Intervention de Dominique Orliac

Séance en hémicycle du 8 novembre 2013 à 15h00
Loi de finances pour 2014 — Administration générale et territoriale de l'État

Photo issue du site de l'Assemblée nationale ou de WikipediaDominique Orliac, rapporteure pour avis de la commission des affaires sociales :

Madame la présidente, madame la ministre, monsieur le ministre délégué, mes chers collègues, c’est en tant que rapporteur pour avis sur les crédits du programme 177 « Prévention de l’exclusion et insertion des personnes vulnérables » que j’exprimerai tout d’abord ma satisfaction. En effet, les crédits du programme 177 atteindront en 2014 un niveau réaliste dès la loi de finances initiale. Il s’agit ici d’une véritable rupture avec les années précédentes, marquées par l’insécurité budgétaire chronique de ce programme. Comme vous l’avez dit, madame la ministre, nous nous trouvons dans une situation budgétaire contrainte. Le programme 177 voit cependant ses crédits progresser de 9 % à périmètre constant, soit 108 millions d’euros, ce qui traduit une politique volontariste en matière d’insertion des personnes sans-abri ou mal logées.

Je me félicite des mesures annoncées en janvier dernier dans le plan quinquennal de lutte contre la pauvreté, déjà mises en oeuvre pour la plupart et reconduites en 2014 : création ou pérennisation de places en centres d’hébergement et en logement adapté, renforcement des services intégrés d’accueil et d’orientation, revalorisation de l’aide à la gestion locative sociale versée aux résidences sociales. Toutefois, certains arbitrages gouvernementaux ne me semblent pas favoriser une meilleure prévention de l’exclusion. Ainsi, l’article 64 du projet de loi de finances pour 2014 gèle le barème des aides personnelles au logement, ce qui fragilisera nécessairement les personnes les plus démunies. Une avancée en la matière serait vraiment la bienvenue.
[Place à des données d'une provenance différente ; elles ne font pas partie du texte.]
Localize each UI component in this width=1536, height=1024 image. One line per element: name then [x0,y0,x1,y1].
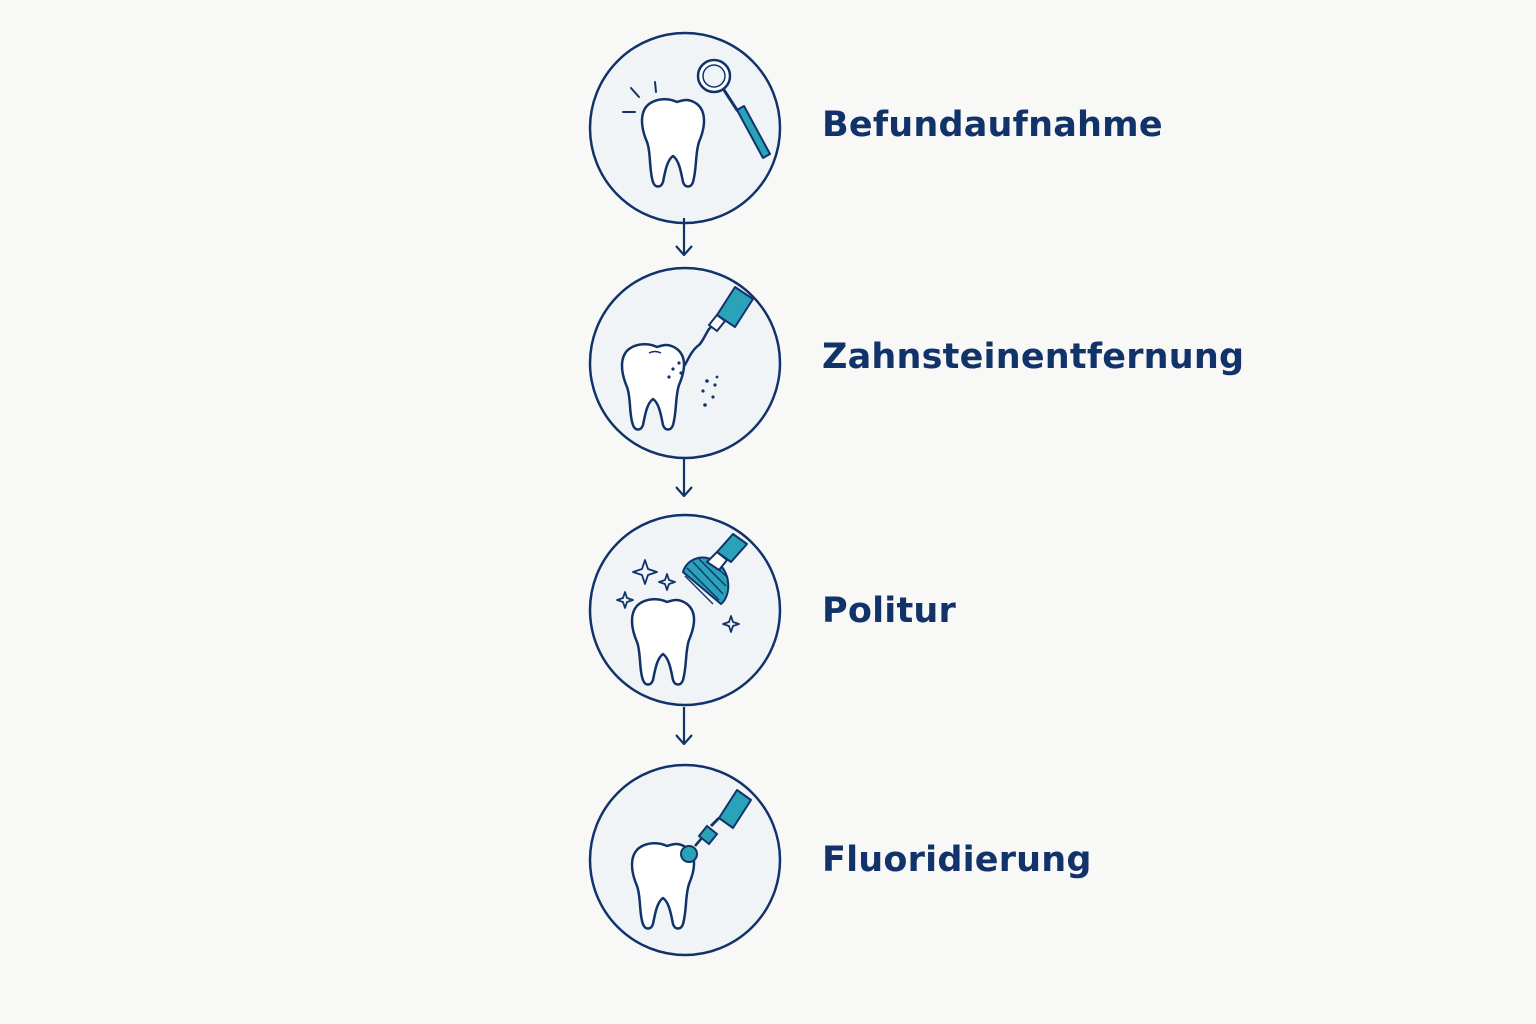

Les crédits alloués aux centres sociaux dans le cadre du fonds de coopération de la jeunesse et de l’éducation populaire seront maintenus à leur niveau de 2013. Ils avaient été drastiquement réduits, de près de 60 %, par l’ancienne majorité, au détriment de l’action quotidienne de très grande qualité menée par les centres sociaux en matière de prévention de l’exclusion. Pour faire face à l’urgence sociale, le nombre de places d’hébergement a fortement progressé depuis 2008. La tendance a été confirmée par l’actuel gouvernement dans le cadre du plan de lutte contre la pauvreté, qui prévoit la création ou la pérennisation de 5 000 places d’hébergement. Je déplore cependant que les places d’hébergement créées ou pérennisées relèvent uniquement de l’urgence, c’est-à-dire la mise à l’abri immédiate des personnes, au détriment des places d’insertion qui pourtant offrent un meilleur service et surtout obtiennent de meilleurs résultats.

Il faut impérativement freiner la croissance exponentielle des dépenses de nuitées hôtelières, dont le nombre a doublé entre 2008 et 2012, et augmenter les places d’insertion. Au sein des structures d’insertion, les centres d’hébergement et de réinsertion sociale, auxquels j’ai choisi de m’intéresser plus précisément cette année, sont dans une situation paradoxale. Ils disposent de plus de 39 000 places, ce qui en fait les premiers hébergeurs du pays, et assurent un service de qualité qui s’avère performant en termes d’insertion. Toutefois, leur poids régresse au profit des centres d’hébergement d’urgence et des hôtels, en raison de la stagnation du nombre de places d’insertion financées par l’État. Pourtant, les structures d’insertion existantes sont largement saturées. À titre d’exemple, le SIAO-insertion de Paris n’a pu répondre favorablement qu’à une demande d’hébergement sur dix en 2012.

Si la création de places d’urgence est tout à fait souhaitable afin de ne pas laisser des personnes à la rue sans autre solution, elle ne doit pas se faire au détriment des places d’insertion. La fragilisation des CHRS est accentuée par la diminution continue des dotations globales de fonctionnement qui leur sont allouées, sur la base d’une convergence tarifaire tirant l’ensemble des structures vers le bas et ne tenant aucun compte du service rendu ni des performances sociales des établissements. Il convient de renforcer les CHRS, qui garantissent statutairement un droit à un accompagnement social de qualité faisant souvent défaut dans les structures d’urgence. Le modèle du CHRS devrait servir de base à l’émergence d’un statut unique des centres d’hébergement, que la plupart des opérateurs appellent de leurs voeux, afin de dépasser la traditionnelle distinction entre urgence et insertion et offrir à tous les usagers un accompagnement social dès leur prise en charge.